La dernière partie de l’ouvrage comprend un article de P. Talloen traitant de l’apparition du culte impérial en Pisidie après l’incorporation de la région à la province de Galatie en 25 av. J.‑C. Une fois encore, la situation des colonies, où les pratiques religieuses romaines sont institutionnalisées, est difficilement comparable avec celle des autres villes. Dans les villes où il n’y a pas de communauté romaine, le culte impérial est introduit graduellement et le plus souvent dans des sanctuaires existants en tant que synnaos theos. Enfin, U. Muss étudie les réparations ou transformations subies à l’époque impériale par l’Artémision d’Éphèse et ses principaux monuments, le temple et l’autel.

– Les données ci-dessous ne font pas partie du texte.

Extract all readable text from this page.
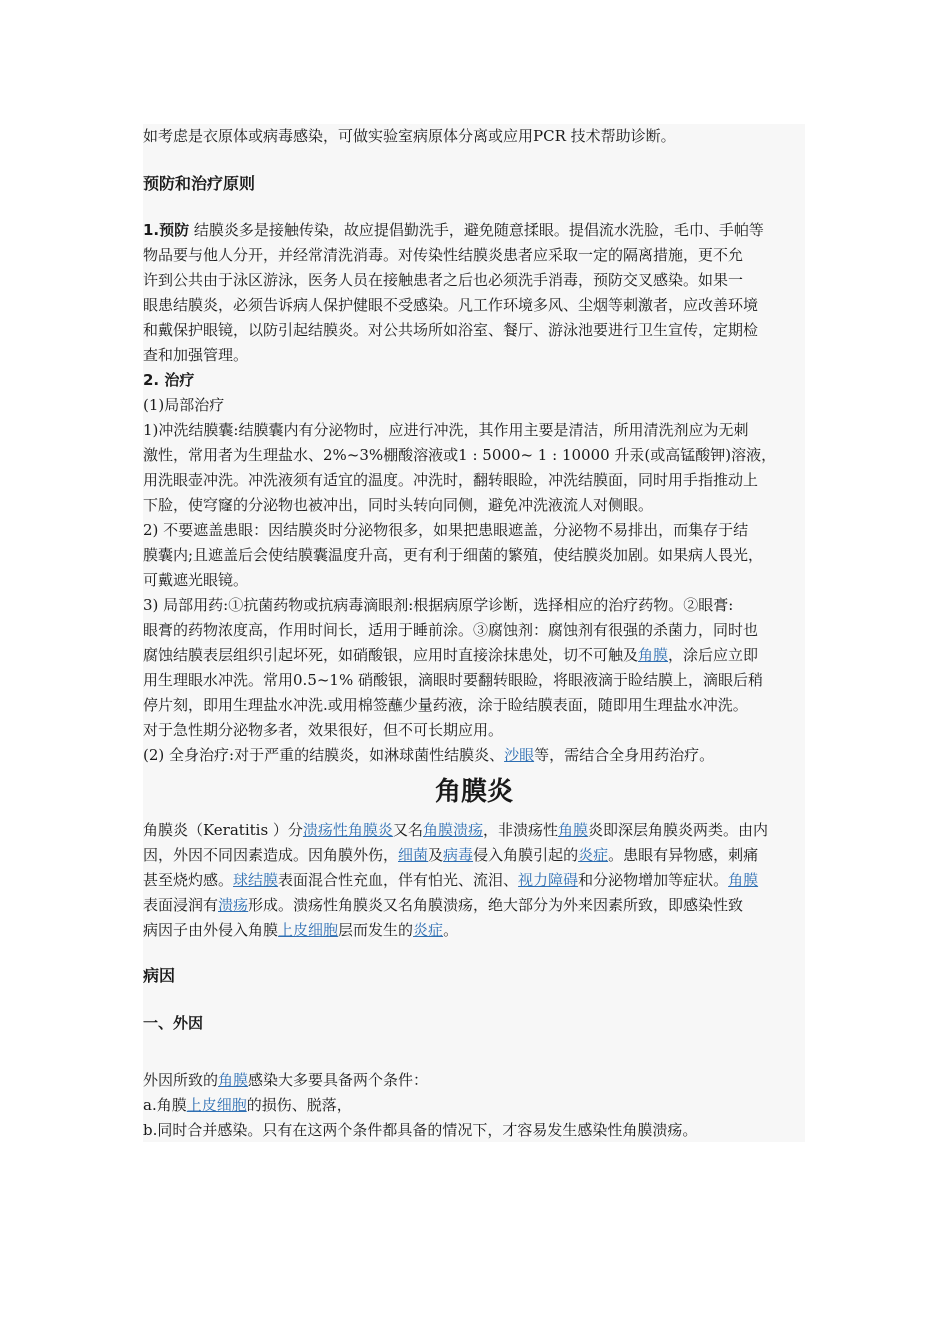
如考虑是衣原体或病毒感染，可做实验室病原体分离或应用PCR 技术帮助诊断。
预防和治疗原则
1.预防 结膜炎多是接触传染，故应提倡勤洗手，避免随意揉眼。提倡流水洗脸，毛巾、手帕等
物品要与他人分开，并经常清洗消毒。对传染性结膜炎患者应采取一定的隔离措施，更不允
许到公共由于泳区游泳，医务人员在接触患者之后也必须洗手消毒，预防交叉感染。如果一
眼患结膜炎，必须告诉病人保护健眼不受感染。凡工作环境多风、尘烟等刺激者，应改善环境
和戴保护眼镜，以防引起结膜炎。对公共场所如浴室、餐厅、游泳池要进行卫生宣传，定期检
查和加强管理。
2. 治疗
(1)局部治疗
1)冲洗结膜囊:结膜囊内有分泌物时，应进行冲洗，其作用主要是清洁，所用清洗剂应为无刺
激性，常用者为生理盐水、2%~3%棚酸溶液或1 : 5000~ 1 : 10000 升汞(或高锰酸钾)溶液，
用洗眼壶冲洗。冲洗液须有适宜的温度。冲洗时，翻转眼睑，冲洗结膜面，同时用手指推动上
下脸，使穹窿的分泌物也被冲出，同时头转向同侧，避免冲洗液流人对侧眼。
2) 不要遮盖患眼：因结膜炎时分泌物很多，如果把患眼遮盖，分泌物不易排出，而集存于结
膜囊内;且遮盖后会使结膜囊温度升高，更有利于细菌的繁殖，使结膜炎加剧。如果病人畏光，
可戴遮光眼镜。
3) 局部用药:①抗菌药物或抗病毒滴眼剂:根据病原学诊断，选择相应的治疗药物。②眼膏:
眼膏的药物浓度高，作用时间长，适用于睡前涂。③腐蚀剂：腐蚀剂有很强的杀菌力，同时也
腐蚀结膜表层组织引起坏死，如硝酸银，应用时直接涂抹患处，切不可触及角膜，涂后应立即
用生理眼水冲洗。常用0.5~1% 硝酸银，滴眼时要翻转眼睑，将眼液滴于睑结膜上，滴眼后稍
停片刻，即用生理盐水冲洗.或用棉签蘸少量药液，涂于睑结膜表面，随即用生理盐水冲洗。
对于急性期分泌物多者，效果很好，但不可长期应用。
(2) 全身治疗:对于严重的结膜炎，如淋球菌性结膜炎、沙眼等，需结合全身用药治疗。
角膜炎
角膜炎（Keratitis ）分溃疡性角膜炎又名角膜溃疡，非溃疡性角膜炎即深层角膜炎两类。由内
因，外因不同因素造成。因角膜外伤，细菌及病毒侵入角膜引起的炎症。患眼有异物感，刺痛
甚至烧灼感。球结膜表面混合性充血，伴有怕光、流泪、视力障碍和分泌物增加等症状。角膜
表面浸润有溃疡形成。溃疡性角膜炎又名角膜溃疡，绝大部分为外来因素所致，即感染性致
病因子由外侵入角膜上皮细胞层而发生的炎症。
病因
一、外因
外因所致的角膜感染大多要具备两个条件：
a.角膜上皮细胞的损伤、脱落，
b.同时合并感染。只有在这两个条件都具备的情况下，才容易发生感染性角膜溃疡。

Destiné en priorité aux spécialistes de l’Asie Mineure, ce livre regroupe des articles très denses qui apportent le plus souvent des informations de première main, non seulement sur Éphèse mais aussi sur de petites villes encore très mal connues comme Pednelissos ou Adada. Les thèmes développés par les différents auteurs entrent tout à fait dans le cadre de la problématique de départ et ouvrent de nouveaux axes de réflexion. Il manque cependant, à mon sens, une partie consacrée à la statuaire. Cette restriction mise à part, on ne peut que féliciter Marion Meyer d’avoir mené à bien cette entreprise.